I'm using the ip address, not the server name, to connect so name
resolution
isn't part of it.

If it *is* a data serialization issue (though ~150k doesn't sound like
*that* much data), how would it help to convert it to a web service?

It would only help with the database, in that you could control connection
libraries and make sure things were working.

And, the app is less likely to have a problem hitting a web server (port 80,
which is almost always open AND easier name resolution, at least in
general).

The downside is you add an extra latency here, but the same web service can
be used for any variety of apps.
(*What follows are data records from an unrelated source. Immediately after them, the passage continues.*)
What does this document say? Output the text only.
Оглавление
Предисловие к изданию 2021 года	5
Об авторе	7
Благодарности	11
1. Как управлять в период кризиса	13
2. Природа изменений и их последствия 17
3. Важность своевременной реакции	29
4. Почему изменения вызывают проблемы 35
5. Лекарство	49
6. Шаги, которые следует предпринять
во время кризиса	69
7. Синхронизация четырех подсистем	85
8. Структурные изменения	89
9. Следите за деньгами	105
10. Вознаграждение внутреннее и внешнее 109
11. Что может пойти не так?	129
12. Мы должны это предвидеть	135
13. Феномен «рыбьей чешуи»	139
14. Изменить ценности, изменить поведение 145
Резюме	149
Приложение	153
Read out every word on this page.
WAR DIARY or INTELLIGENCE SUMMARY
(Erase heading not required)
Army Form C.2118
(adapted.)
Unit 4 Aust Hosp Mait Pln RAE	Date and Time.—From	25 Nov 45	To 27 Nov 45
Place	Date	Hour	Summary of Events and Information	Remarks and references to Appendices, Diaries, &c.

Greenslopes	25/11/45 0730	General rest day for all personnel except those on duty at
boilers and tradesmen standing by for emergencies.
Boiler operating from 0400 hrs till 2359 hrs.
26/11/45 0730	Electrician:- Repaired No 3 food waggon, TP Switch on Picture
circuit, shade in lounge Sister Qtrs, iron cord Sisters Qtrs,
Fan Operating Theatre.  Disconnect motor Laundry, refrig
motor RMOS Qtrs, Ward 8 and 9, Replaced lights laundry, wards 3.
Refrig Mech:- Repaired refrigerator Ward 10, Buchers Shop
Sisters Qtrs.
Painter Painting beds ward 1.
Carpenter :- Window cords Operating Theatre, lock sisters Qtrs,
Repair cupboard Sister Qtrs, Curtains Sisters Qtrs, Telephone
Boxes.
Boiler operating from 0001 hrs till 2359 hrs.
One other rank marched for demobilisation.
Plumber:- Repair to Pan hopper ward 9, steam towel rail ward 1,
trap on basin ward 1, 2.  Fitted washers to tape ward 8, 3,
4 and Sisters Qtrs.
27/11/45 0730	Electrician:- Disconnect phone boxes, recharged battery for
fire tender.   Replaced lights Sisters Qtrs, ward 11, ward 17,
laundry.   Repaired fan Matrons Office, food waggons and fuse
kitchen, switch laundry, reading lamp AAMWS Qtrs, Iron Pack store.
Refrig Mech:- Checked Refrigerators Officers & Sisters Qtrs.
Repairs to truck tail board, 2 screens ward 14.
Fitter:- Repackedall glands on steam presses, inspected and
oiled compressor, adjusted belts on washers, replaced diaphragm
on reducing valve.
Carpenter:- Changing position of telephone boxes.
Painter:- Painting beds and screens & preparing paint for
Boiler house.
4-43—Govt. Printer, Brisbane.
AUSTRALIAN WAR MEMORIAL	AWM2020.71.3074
And, it is extremely easy to wire into the
application.

As for the issue I was primarily focused on, it is probably name resolution,
which is different from parameter sniffing.

--
Gregory A. Beamer
MVP; MCP: +I, SE, SD, DBA

Blog: http://gregorybeamer.spaces.live.com
Twitter: @gbworld

*************************************************
| Think outside the box! |
*************************************************
 
P

Paul

First of a VPN is encypted so any data you send has to be encrypted. This
has a huge overhead. So if its fine on the local LAN maybe this is the
problem.
 
P

Paul

But this will perfrom far slower than direct DB access? Serialization?

Great for access over Port 80/443 rather than VPN but still much slower.
 
S

sloan

//but still much slower.//

You don't know until you try.

Especially if you use binary serialization.